Surgery Department and Hollings Cancer Center, Medical University of South Carolina, Charleston, SC, USA.
Cell Immunol. 2010;262(2):96-104. doi: 10.1016/j.cellimm.2010.03.002. Epub 2010 Mar 6.
Hepatitis C virus (HCV) infection is a major public health concern with approximately 3% of the world's population is infected, posing social, economical and health burden. Less than 20% of the infected individuals clear the virus during the acute infection, while the rest develop chronic infection. The treatment of choice for HCV infection is pegylated interferon-alpha (IFN-alpha) in combination with ribavarin. Despite the cost and side effects of this treatment regimen, many patients fail this therapy and develop persistent HCV infection, leading to cirrhosis and hepatocellular carcinoma. Although the mechanisms underlying the failure to resolve HCV infection are poorly understood, the incapability of patients to develop effective anti-HCV immunity is a potential cause. We hypothesize that the dysfunctional anti-HCV immunity is due to the emergence of immunosuppressive cells coinciding with a decrease in the stimulatory dendritic cells (DCs) and natural killer (NK) cells. We further hypothesize that applying agents that can correct the imbalance between the immunosuppressive cells and stimulatory cells can results in resolution of chronic HCV. In this review article, we will discuss potential approaches, focusing on the use of Toll-like receptor agonists, to block the suppressive effects of the regulatory cells and restore the stimulatory effects of DCs and NK cells.

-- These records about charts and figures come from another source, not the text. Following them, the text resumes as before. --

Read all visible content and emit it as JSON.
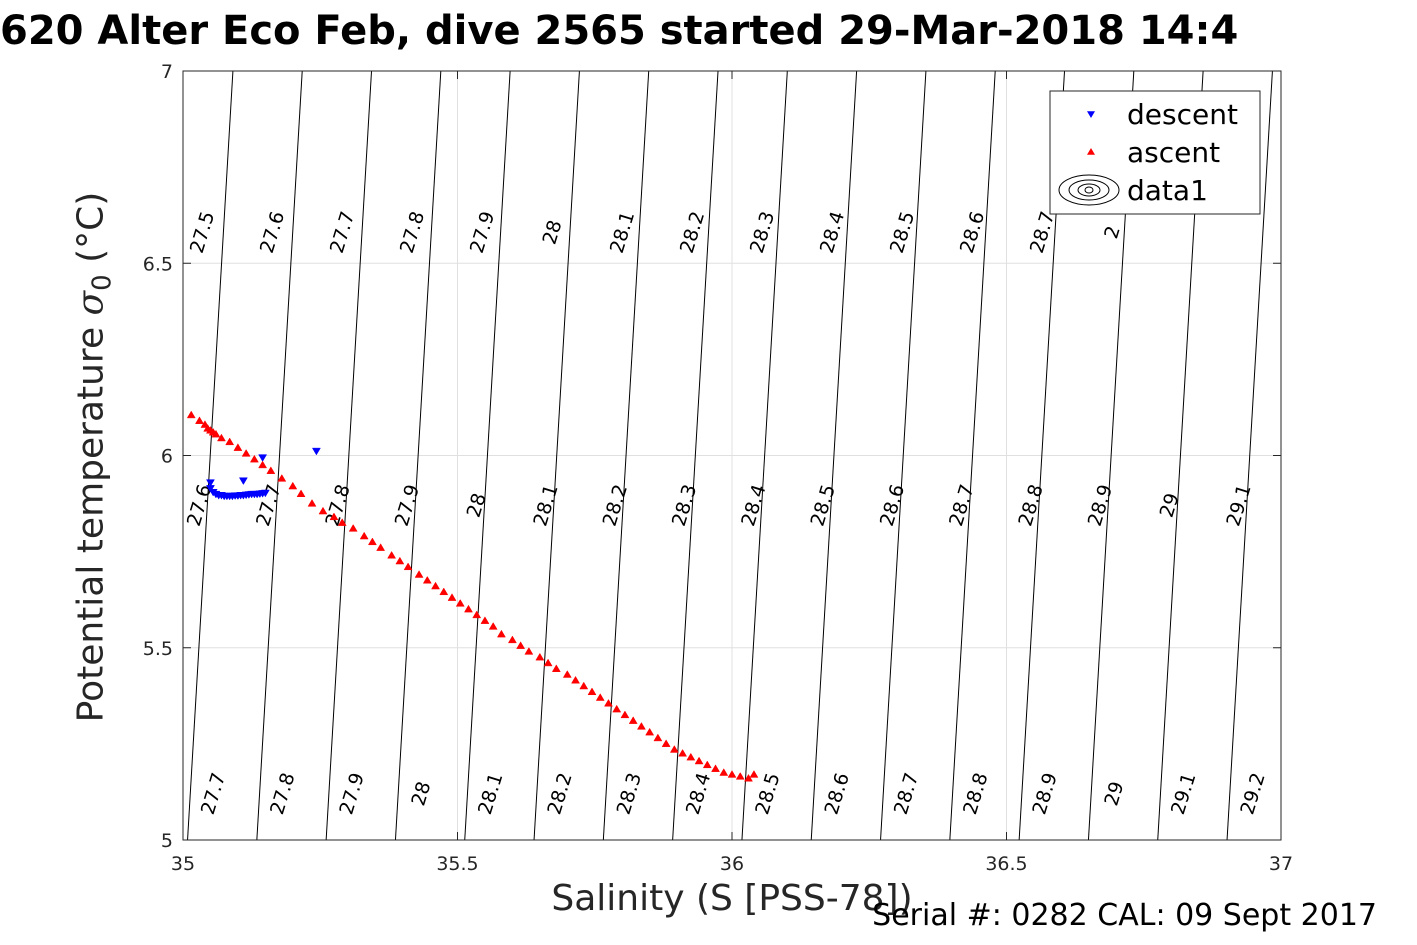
{
  "title": "620 Alter Eco Feb, dive 2565 started 29-Mar-2018 14:4",
  "footer": "Serial #: 0282  CAL: 09 Sept 2017",
  "chart_data": {
    "type": "scatter",
    "title": "620 Alter Eco Feb, dive 2565 started 29-Mar-2018 14:4",
    "xlabel": "Salinity (S [PSS-78])",
    "ylabel": "Potential temperature σ0 (°C)",
    "ylabel_parts": {
      "text": "Potential temperature ",
      "sigma": "σ",
      "sub": "0",
      "unit": " (°C)"
    },
    "xlim": [
      35,
      37
    ],
    "ylim": [
      5,
      7
    ],
    "xticks": [
      "35",
      "35.5",
      "36",
      "36.5",
      "37"
    ],
    "yticks": [
      "5",
      "5.5",
      "6",
      "6.5",
      "7"
    ],
    "grid": true,
    "legend_position": "top-right",
    "legend": [
      "descent",
      "ascent",
      "data1"
    ],
    "colors": {
      "descent": "#0000ff",
      "ascent": "#ff0000",
      "contour": "#000000",
      "grid": "#e0e0e0"
    },
    "series": [
      {
        "name": "descent",
        "marker": "triangle-down",
        "x": [
          35.05,
          35.05,
          35.055,
          35.06,
          35.065,
          35.07,
          35.075,
          35.08,
          35.085,
          35.09,
          35.095,
          35.1,
          35.105,
          35.11,
          35.115,
          35.12,
          35.125,
          35.13,
          35.135,
          35.14,
          35.145,
          35.15,
          35.11,
          35.145,
          35.243
        ],
        "y": [
          5.93,
          5.915,
          5.905,
          5.9,
          5.897,
          5.897,
          5.895,
          5.895,
          5.895,
          5.895,
          5.896,
          5.896,
          5.897,
          5.897,
          5.898,
          5.899,
          5.9,
          5.9,
          5.9,
          5.901,
          5.902,
          5.903,
          5.935,
          5.995,
          6.012
        ]
      },
      {
        "name": "ascent",
        "marker": "triangle-up",
        "x": [
          35.015,
          35.03,
          35.04,
          35.045,
          35.05,
          35.055,
          35.06,
          35.07,
          35.085,
          35.1,
          35.115,
          35.13,
          35.145,
          35.16,
          35.18,
          35.2,
          35.215,
          35.235,
          35.255,
          35.275,
          35.29,
          35.31,
          35.33,
          35.345,
          35.36,
          35.38,
          35.395,
          35.41,
          35.43,
          35.445,
          35.46,
          35.475,
          35.49,
          35.505,
          35.52,
          35.535,
          35.55,
          35.565,
          35.58,
          35.6,
          35.615,
          35.63,
          35.65,
          35.665,
          35.68,
          35.7,
          35.715,
          35.73,
          35.745,
          35.76,
          35.775,
          35.79,
          35.805,
          35.82,
          35.835,
          35.85,
          35.865,
          35.88,
          35.895,
          35.91,
          35.925,
          35.94,
          35.955,
          35.97,
          35.985,
          36.0,
          36.015,
          36.03,
          36.04
        ],
        "y": [
          6.105,
          6.09,
          6.08,
          6.07,
          6.065,
          6.06,
          6.055,
          6.045,
          6.035,
          6.02,
          6.005,
          5.99,
          5.975,
          5.96,
          5.94,
          5.92,
          5.9,
          5.875,
          5.855,
          5.84,
          5.825,
          5.81,
          5.79,
          5.775,
          5.76,
          5.74,
          5.725,
          5.71,
          5.69,
          5.675,
          5.66,
          5.645,
          5.63,
          5.615,
          5.6,
          5.585,
          5.57,
          5.555,
          5.535,
          5.52,
          5.505,
          5.49,
          5.475,
          5.46,
          5.445,
          5.43,
          5.415,
          5.4,
          5.385,
          5.37,
          5.355,
          5.34,
          5.325,
          5.31,
          5.295,
          5.28,
          5.265,
          5.25,
          5.235,
          5.225,
          5.215,
          5.205,
          5.195,
          5.185,
          5.175,
          5.17,
          5.165,
          5.16,
          5.17
        ]
      }
    ],
    "contours": {
      "name": "data1",
      "levels": [
        27.5,
        27.6,
        27.7,
        27.8,
        27.9,
        28,
        28.1,
        28.2,
        28.3,
        28.4,
        28.5,
        28.6,
        28.7,
        28.8,
        28.9,
        29,
        29.1,
        29.2
      ],
      "label_rows": [
        {
          "y": 6.58,
          "labels": [
            "27.5",
            "27.6",
            "27.7",
            "27.8",
            "27.9",
            "28",
            "28.1",
            "28.2",
            "28.3",
            "28.4",
            "28.5",
            "28.6",
            "28.7",
            "2"
          ]
        },
        {
          "y": 5.87,
          "labels": [
            "27.6",
            "27.7",
            "27.8",
            "27.9",
            "28",
            "28.1",
            "28.2",
            "28.3",
            "28.4",
            "28.5",
            "28.6",
            "28.7",
            "28.8",
            "28.9",
            "29",
            "29.1"
          ]
        },
        {
          "y": 5.12,
          "labels": [
            "27.7",
            "27.8",
            "27.9",
            "28",
            "28.1",
            "28.2",
            "28.3",
            "28.4",
            "28.5",
            "28.6",
            "28.7",
            "28.8",
            "28.9",
            "29",
            "29.1",
            "29.2"
          ]
        }
      ]
    }
  }
}
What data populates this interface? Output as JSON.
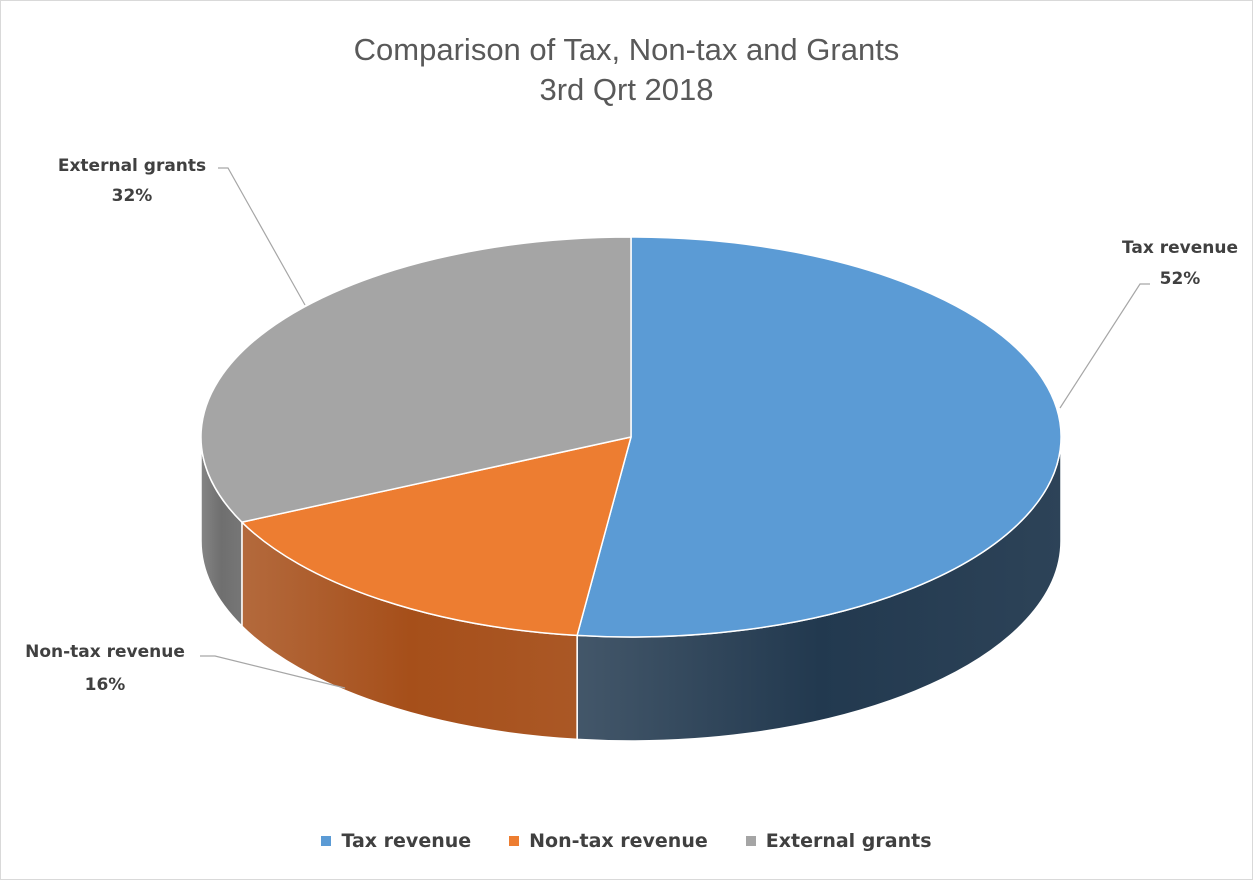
{
  "chart_data": {
    "type": "pie",
    "title": [
      "Comparison of Tax, Non-tax and Grants",
      "3rd Qrt 2018"
    ],
    "slices": [
      {
        "name": "Tax revenue",
        "percent_label": "52%",
        "value": 52,
        "color": "#5b9bd5",
        "side_color": "#22394f"
      },
      {
        "name": "Non-tax revenue",
        "percent_label": "16%",
        "value": 16,
        "color": "#ed7d31",
        "side_color": "#a64f1a"
      },
      {
        "name": "External grants",
        "percent_label": "32%",
        "value": 32,
        "color": "#a5a5a5",
        "side_color": "#6f6f6f"
      }
    ],
    "legend_position": "bottom",
    "style": "3d-pie"
  }
}
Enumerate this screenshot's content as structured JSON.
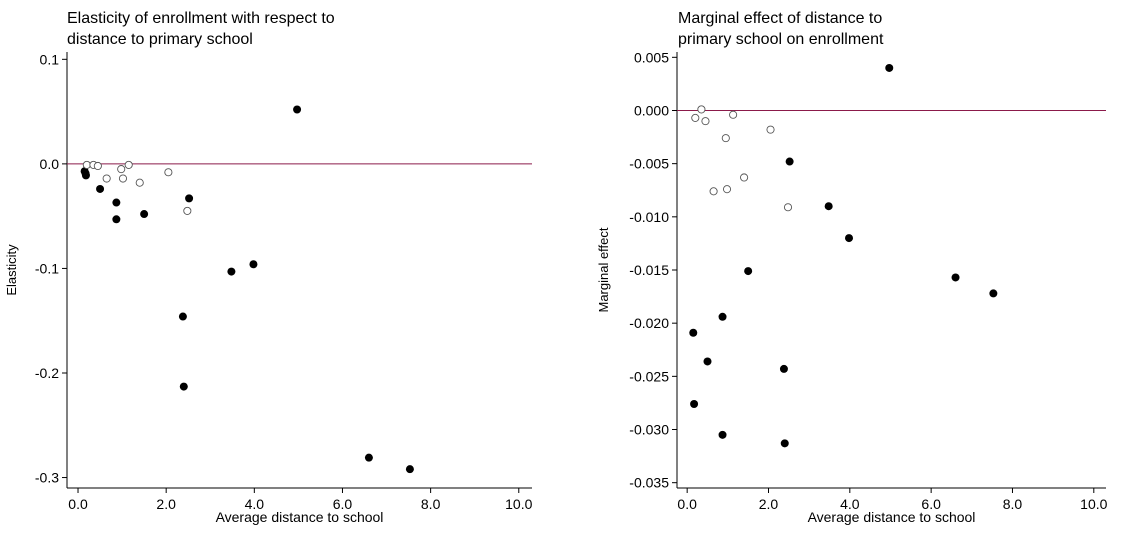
{
  "chart_data": [
    {
      "type": "scatter",
      "title_line1": "Elasticity of enrollment with respect to",
      "title_line2": "distance to primary school",
      "xlabel": "Average distance to school",
      "ylabel": "Elasticity",
      "xlim": [
        -0.25,
        10.3
      ],
      "ylim": [
        -0.31,
        0.107
      ],
      "xticks": [
        0,
        2,
        4,
        6,
        8,
        10
      ],
      "xtick_labels": [
        "0.0",
        "2.0",
        "4.0",
        "6.0",
        "8.0",
        "10.0"
      ],
      "yticks": [
        0.1,
        0,
        -0.1,
        -0.2,
        -0.3
      ],
      "ytick_labels": [
        "0.1",
        "0.0",
        "-0.1",
        "-0.2",
        "-0.3"
      ],
      "reference_line_y": 0,
      "grid": false,
      "colors": {
        "filled": "#000000",
        "hollow": "#555555",
        "refline": "#8b1a4a"
      },
      "series": [
        {
          "marker": "filled-circle",
          "x": [
            0.15,
            0.17,
            0.18,
            0.5,
            0.87,
            0.87,
            1.5,
            2.38,
            2.4,
            2.52,
            3.48,
            3.98,
            4.97,
            6.6,
            7.53
          ],
          "y": [
            -0.007,
            -0.009,
            -0.011,
            -0.024,
            -0.037,
            -0.053,
            -0.048,
            -0.146,
            -0.213,
            -0.033,
            -0.103,
            -0.096,
            0.052,
            -0.281,
            -0.292
          ]
        },
        {
          "marker": "hollow-circle",
          "x": [
            0.2,
            0.35,
            0.45,
            0.65,
            0.98,
            1.02,
            1.15,
            1.4,
            2.05,
            2.48
          ],
          "y": [
            -0.001,
            -0.001,
            -0.002,
            -0.014,
            -0.005,
            -0.014,
            -0.001,
            -0.018,
            -0.008,
            -0.045
          ]
        }
      ]
    },
    {
      "type": "scatter",
      "title_line1": "Marginal effect of distance to",
      "title_line2": "primary school on enrollment",
      "xlabel": "Average distance to school",
      "ylabel": "Marginal effect",
      "xlim": [
        -0.25,
        10.3
      ],
      "ylim": [
        -0.0355,
        0.0055
      ],
      "xticks": [
        0,
        2,
        4,
        6,
        8,
        10
      ],
      "xtick_labels": [
        "0.0",
        "2.0",
        "4.0",
        "6.0",
        "8.0",
        "10.0"
      ],
      "yticks": [
        0.005,
        0,
        -0.005,
        -0.01,
        -0.015,
        -0.02,
        -0.025,
        -0.03,
        -0.035
      ],
      "ytick_labels": [
        "0.005",
        "0.000",
        "-0.005",
        "-0.010",
        "-0.015",
        "-0.020",
        "-0.025",
        "-0.030",
        "-0.035"
      ],
      "reference_line_y": 0,
      "grid": false,
      "colors": {
        "filled": "#000000",
        "hollow": "#555555",
        "refline": "#8b1a4a"
      },
      "series": [
        {
          "marker": "filled-circle",
          "x": [
            0.15,
            0.17,
            0.5,
            0.87,
            0.87,
            1.5,
            2.38,
            2.4,
            2.52,
            3.48,
            3.98,
            4.97,
            6.6,
            7.53
          ],
          "y": [
            -0.0209,
            -0.0276,
            -0.0236,
            -0.0194,
            -0.0305,
            -0.0151,
            -0.0243,
            -0.0313,
            -0.0048,
            -0.009,
            -0.012,
            0.004,
            -0.0157,
            -0.0172
          ]
        },
        {
          "marker": "hollow-circle",
          "x": [
            0.2,
            0.35,
            0.45,
            0.65,
            0.95,
            0.98,
            1.13,
            1.4,
            2.05,
            2.48
          ],
          "y": [
            -0.0007,
            0.0001,
            -0.001,
            -0.0076,
            -0.0026,
            -0.0074,
            -0.0004,
            -0.0063,
            -0.0018,
            -0.0091
          ]
        }
      ]
    }
  ]
}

丙型肝炎病毒(HCV)感染是一个主要的公共卫生问题,全球约有 3%的人口感染,给社会、经济和健康带来负担。在急性感染期间,不到 20%的感染者清除病毒,而其余的则发展为慢性感染。HCV 感染的治疗选择是聚乙二醇干扰素-α(IFN-α)联合利巴韦林。尽管这种治疗方案的成本和副作用很高,但许多患者仍无法接受这种治疗,导致持续性 HCV 感染,进而发展为肝硬化和肝细胞癌。尽管尚未完全了解未能清除 HCV 感染的机制,但患者无法产生有效的抗 HCV 免疫是一个潜在的原因。我们假设,抗病毒免疫功能障碍是由于免疫抑制细胞的出现,同时伴随着刺激树突状细胞(DCs)和自然杀伤(NK)细胞的减少。我们进一步假设,应用能够纠正免疫抑制细胞和刺激细胞之间失衡的药物可以导致慢性 HCV 的缓解。在这篇综述文章中,我们将讨论潜在的方法,重点是使用 Toll 样受体激动剂,以阻断调节性细胞的抑制作用,并恢复 DCs 和 NK 细胞的刺激作用。